The First Circus Clown
The earliest of the true circus clowns was Joseph Grimaldi, who first appeared in England in 1805. Grimaldi’s clown, called Joey, specialised in the classic physical tricks, tumbling, pratfalls, and slapstick beatings. In the 1860s a low-comedy comic appeared under the name of Auguste, who had a big nose, baggy clothes, large shoes, and untidy manners. He worked with a white face clown and always spoiled the latter’s trick by appearing at the wrong time to mess things up.

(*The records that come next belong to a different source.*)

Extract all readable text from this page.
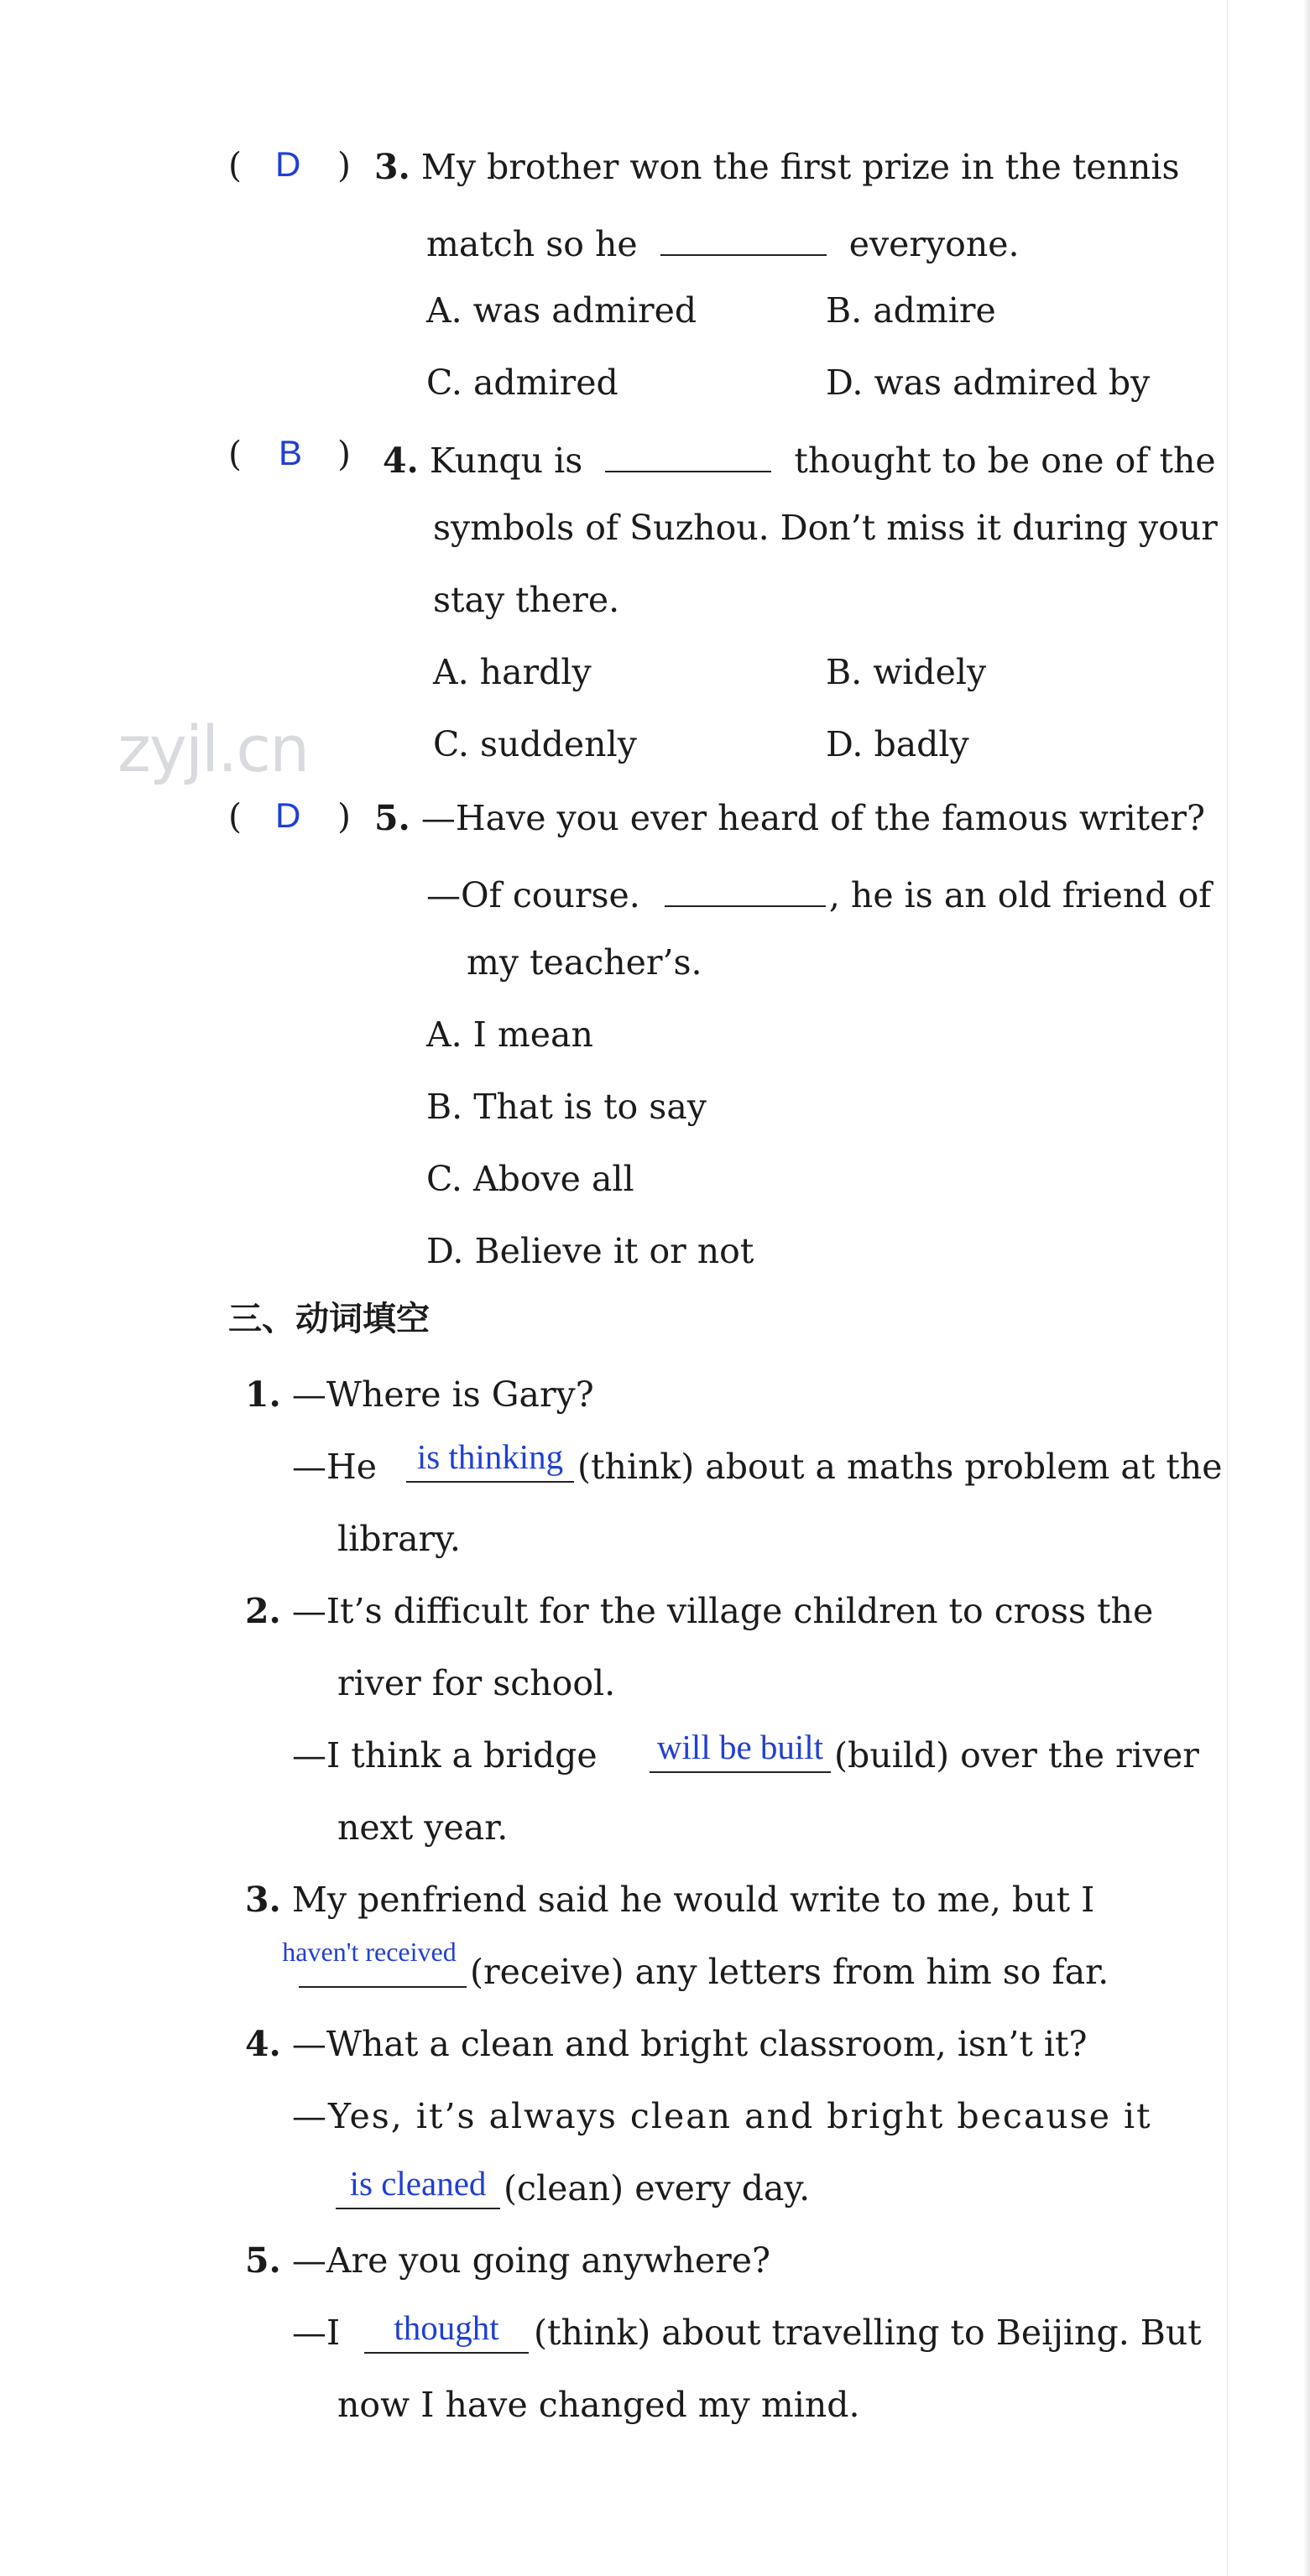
zyjl.cn
( D ) 3. My brother won the first prize in the tennis
match so he	everyone.
A. was admired	B. admire
C. admired	D. was admired by
( B ) 4. Kunqu is	thought to be one of the
symbols of Suzhou. Don’t miss it during your
stay there.
A. hardly	B. widely
C. suddenly	D. badly
( D ) 5. —Have you ever heard of the famous writer?
—Of course.	, he is an old friend of
my teacher’s.
A. I mean
B. That is to say
C. Above all
D. Believe it or not
三、动词填空
1. —Where is Gary?
—He	is thinking (think) about a maths problem at the
library.
2. —It’s difficult for the village children to cross the
river for school.
—I think a bridge will be built (build) over the river
next year.
3. My penfriend said he would write to me, but I
haven't received (receive) any letters from him so far.
4. —What a clean and bright classroom, isn’t it?
—Yes, it’s always clean and bright because it
is cleaned (clean) every day.
5. —Are you going anywhere?
—I	thought	(think) about travelling to Beijing. But
now I have changed my mind.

Grock (Adrien Wettach), a famous white face pantomimists, evoked laughter in his continual struggle with inanimate objects. Chairs collapsed beneath him. When a stool was too far from a piano, he shoved the piano to the stool. His elaborate melancholy resembled that of Emmett Kelly, the American vagabond clown.
The Auguste Clown
There is a widely told story about the origins of the Auguste clown – where an American acrobat named Tom Belling was performing with a circus in Germany in 1869. Confined to his dressing room as discipline for missing his tricks, he entertained his friends by putting on misfitting clothes to perform his impression of the show’s manager. The manager suddenly entered the room and Belling took off running, ending up in the circus arena where he fell over the ringcurb. The audience laughed and yelled ‘auguste!’ which is German for fool. The manager commanded that Belling continue appearing as the Auguste. Chuckle The Clown is an example of what an Auguste looks like.
The Tramp Character
One of the most well-known figures is the tramp made famous by Charlie Chaplin. The tramp clown was created by James McIntyre and Tom Heath in 1874, portraying African-Americans made homeless by the Civil War. They based their characters on blackface minstrel clowns which is the origin of the white mouth used by tramp clowns. Their idea may also have been inspired by the travelling hoe boys (hobos) or itinerant farm workers, who rode the rails from one town to another, wiping the soot away from their eyes & mouth.